Les failles des sécurités biométriques

Les vulnérabilités découvertes sur des lecteurs d’empreintes digitales intégrés aux smartphones sous Android attirent l’attention des chercheurs en cybersécurité.

La sécurité des systèmes d’identification biométrique n’est pas il faut le reconnaître vraiment infaillible. C’est ce qu’a démontré en tout cas la démonstration fais par les trois chercheurs qui se sont penchés sur le cas des lecteurs d’empreintes digitales. Ces derniers ont pratiqué leurs tests sur plusieurs smartphones assez populaire – et en ont finis par faire cette conclusion : l’implémentation du dispositif était défaillant à plusieurs niveaux.

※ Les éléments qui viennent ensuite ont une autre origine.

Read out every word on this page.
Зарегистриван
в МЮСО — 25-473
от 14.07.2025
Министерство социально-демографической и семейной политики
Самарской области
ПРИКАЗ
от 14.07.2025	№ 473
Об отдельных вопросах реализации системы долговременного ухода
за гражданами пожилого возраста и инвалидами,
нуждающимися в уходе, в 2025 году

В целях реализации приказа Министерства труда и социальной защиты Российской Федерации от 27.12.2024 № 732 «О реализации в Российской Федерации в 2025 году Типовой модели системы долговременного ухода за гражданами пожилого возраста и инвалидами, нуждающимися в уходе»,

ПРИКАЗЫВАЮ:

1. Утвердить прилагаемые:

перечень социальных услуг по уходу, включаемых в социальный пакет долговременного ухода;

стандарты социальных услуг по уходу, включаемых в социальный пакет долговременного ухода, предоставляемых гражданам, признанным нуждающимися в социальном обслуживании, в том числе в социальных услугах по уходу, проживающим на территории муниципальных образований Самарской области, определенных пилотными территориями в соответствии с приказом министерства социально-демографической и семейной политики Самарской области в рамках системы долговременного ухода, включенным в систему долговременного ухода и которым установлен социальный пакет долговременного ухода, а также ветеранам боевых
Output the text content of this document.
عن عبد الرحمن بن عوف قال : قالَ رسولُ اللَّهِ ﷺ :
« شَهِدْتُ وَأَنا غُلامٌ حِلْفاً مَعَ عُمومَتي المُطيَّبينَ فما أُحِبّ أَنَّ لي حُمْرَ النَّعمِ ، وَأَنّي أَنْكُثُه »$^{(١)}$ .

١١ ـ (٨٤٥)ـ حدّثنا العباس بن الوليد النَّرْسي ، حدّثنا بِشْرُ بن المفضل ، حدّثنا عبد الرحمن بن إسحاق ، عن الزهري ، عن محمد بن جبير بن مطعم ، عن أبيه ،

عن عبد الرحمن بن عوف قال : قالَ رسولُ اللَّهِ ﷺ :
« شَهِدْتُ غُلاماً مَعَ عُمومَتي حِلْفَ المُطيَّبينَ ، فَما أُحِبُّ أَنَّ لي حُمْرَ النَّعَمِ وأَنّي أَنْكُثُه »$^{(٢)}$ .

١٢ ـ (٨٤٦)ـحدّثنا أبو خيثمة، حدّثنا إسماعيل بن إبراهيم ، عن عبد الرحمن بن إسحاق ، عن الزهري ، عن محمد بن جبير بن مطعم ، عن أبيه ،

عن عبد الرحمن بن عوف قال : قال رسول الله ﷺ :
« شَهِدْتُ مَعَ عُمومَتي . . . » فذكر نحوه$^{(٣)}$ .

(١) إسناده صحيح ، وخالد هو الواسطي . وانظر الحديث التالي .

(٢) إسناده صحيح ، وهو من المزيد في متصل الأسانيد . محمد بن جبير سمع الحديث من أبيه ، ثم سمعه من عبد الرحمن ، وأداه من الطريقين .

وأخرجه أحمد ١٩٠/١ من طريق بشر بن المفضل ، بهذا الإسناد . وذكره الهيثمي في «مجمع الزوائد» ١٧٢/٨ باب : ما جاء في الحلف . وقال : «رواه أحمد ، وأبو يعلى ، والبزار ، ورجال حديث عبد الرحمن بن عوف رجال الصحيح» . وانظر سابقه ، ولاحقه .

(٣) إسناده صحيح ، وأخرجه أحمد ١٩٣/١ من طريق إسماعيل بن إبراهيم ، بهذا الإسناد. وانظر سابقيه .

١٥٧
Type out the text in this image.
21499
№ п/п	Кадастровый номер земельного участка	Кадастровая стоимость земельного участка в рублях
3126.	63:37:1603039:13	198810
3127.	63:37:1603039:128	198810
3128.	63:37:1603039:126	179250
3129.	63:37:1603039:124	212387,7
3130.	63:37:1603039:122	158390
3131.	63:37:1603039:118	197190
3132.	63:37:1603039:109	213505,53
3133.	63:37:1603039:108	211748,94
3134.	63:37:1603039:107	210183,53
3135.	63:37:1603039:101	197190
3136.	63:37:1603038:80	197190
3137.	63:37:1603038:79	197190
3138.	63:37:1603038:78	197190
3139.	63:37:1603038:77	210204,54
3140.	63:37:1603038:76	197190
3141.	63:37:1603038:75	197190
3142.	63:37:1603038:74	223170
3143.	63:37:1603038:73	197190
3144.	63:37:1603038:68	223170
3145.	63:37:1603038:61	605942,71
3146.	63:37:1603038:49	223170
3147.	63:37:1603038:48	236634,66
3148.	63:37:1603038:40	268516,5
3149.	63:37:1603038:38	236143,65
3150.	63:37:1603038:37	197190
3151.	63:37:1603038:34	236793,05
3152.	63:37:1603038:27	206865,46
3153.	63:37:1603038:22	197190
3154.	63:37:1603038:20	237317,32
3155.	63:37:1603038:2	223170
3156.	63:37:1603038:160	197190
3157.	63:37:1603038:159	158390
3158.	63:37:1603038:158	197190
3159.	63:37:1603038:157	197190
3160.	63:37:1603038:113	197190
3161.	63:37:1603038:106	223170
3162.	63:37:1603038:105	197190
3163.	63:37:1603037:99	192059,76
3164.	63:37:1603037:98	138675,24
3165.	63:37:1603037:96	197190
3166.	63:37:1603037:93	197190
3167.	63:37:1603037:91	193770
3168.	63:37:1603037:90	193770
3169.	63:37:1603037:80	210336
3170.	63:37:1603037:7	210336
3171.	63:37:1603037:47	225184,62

Cet article va vous intéresser : Systèmes de sécurité à données biométriques, pour ou contre ?

Le tout premier constat concerne certains logiciels. En effet, ces programmes ne font pas, d’un point d’approche logique, la distinction entre autoriser (cest à dire donner accès à des ressources) et authentifier (donc vérifier l’identité d’un usager). De façon pratique, ce defaut de distinction pourrait permettre à une personne malveillante de donner à transaction, une autre tournure – par exemple l’on peut faire croire à sa victime qu’elle est en train de déverrouiller son téléphone, alors qu’en vérité, elle déclenche une transaction de paiement électronique.

Par ailleurs, d’autres vulnérabilités ont été découverts sur plusieurs appareils, le programme de stockage des empreintes digitales en clair est sans chiffrement et se constitue dans un format déchiffrable par l’humain. C’est le cas de du modèle HTC One Max même s’il a bénéficié depuis lors d’une correction, dans le dossier data, il est emmagasiné un fichier « bitmap dbgraw.bmp » disposant des autorisations « 0666 », en d’autres termes, il est accessible à n’importe quel programme, en lecture ou même en écriture.

Dans certains contexte, Il peut arriver des fois que les capteurs d’empreintes digitales sont exposés, malgré de la présence d’une « TrustZone », espace sécurisé et isolé du noyau et placé dans une espace mémoire réservée. L’architecture ARM doit permettre en principe d’empêcher que tout composants critique ait accès hors de cette « TrustZone ». Malheureusement, plusieurs constructeurs ne l’implémentent. C’est le cas de Apple. l’iPhone cripte par ailleurs les empreintes digitales directement au niveau de son lecteur grâce à un système de clé partagée avec la « TrustZone.» la conclusion est qu’il tout aussi est possible, pour un hacker, de trafiquer le programme pour détecter des commandes et des transactions de données, jusqu’à obtenir l’empreinte. Il n’a pas besoin pour cela d’avoir des prérogatives de niveau root.

Une autre faille, est la possible implémentation d’une back door directement dans le capteur, de telle sorte que d’autres empreintes puissent être ajoutées hors de la base enregistrée. Mais pour que tout ceci reste inaperçu aux yeux de l’usager, il faudrait pirater l’application qui affiche la quantité d’empreintes mémorisées. Il peut s’agir du programme « Paramètres » dans les versions francophones du système Android.

En dehors du HTC One Max, plusieurs vulnérabilités ont été découvertes également sur le Galaxy S5 de Samsung et différents modèles de la marque Huawei – tel que le « Ascend Mate 7 » qui est équipé de la technologie « chipset HiSiliconKirin 925 ». Cette situation est assez préoccupante car selon les estimations on considère plus 50 % des mobiles disposeront d’un scanner d’empreintes digitales selon l’étude Research.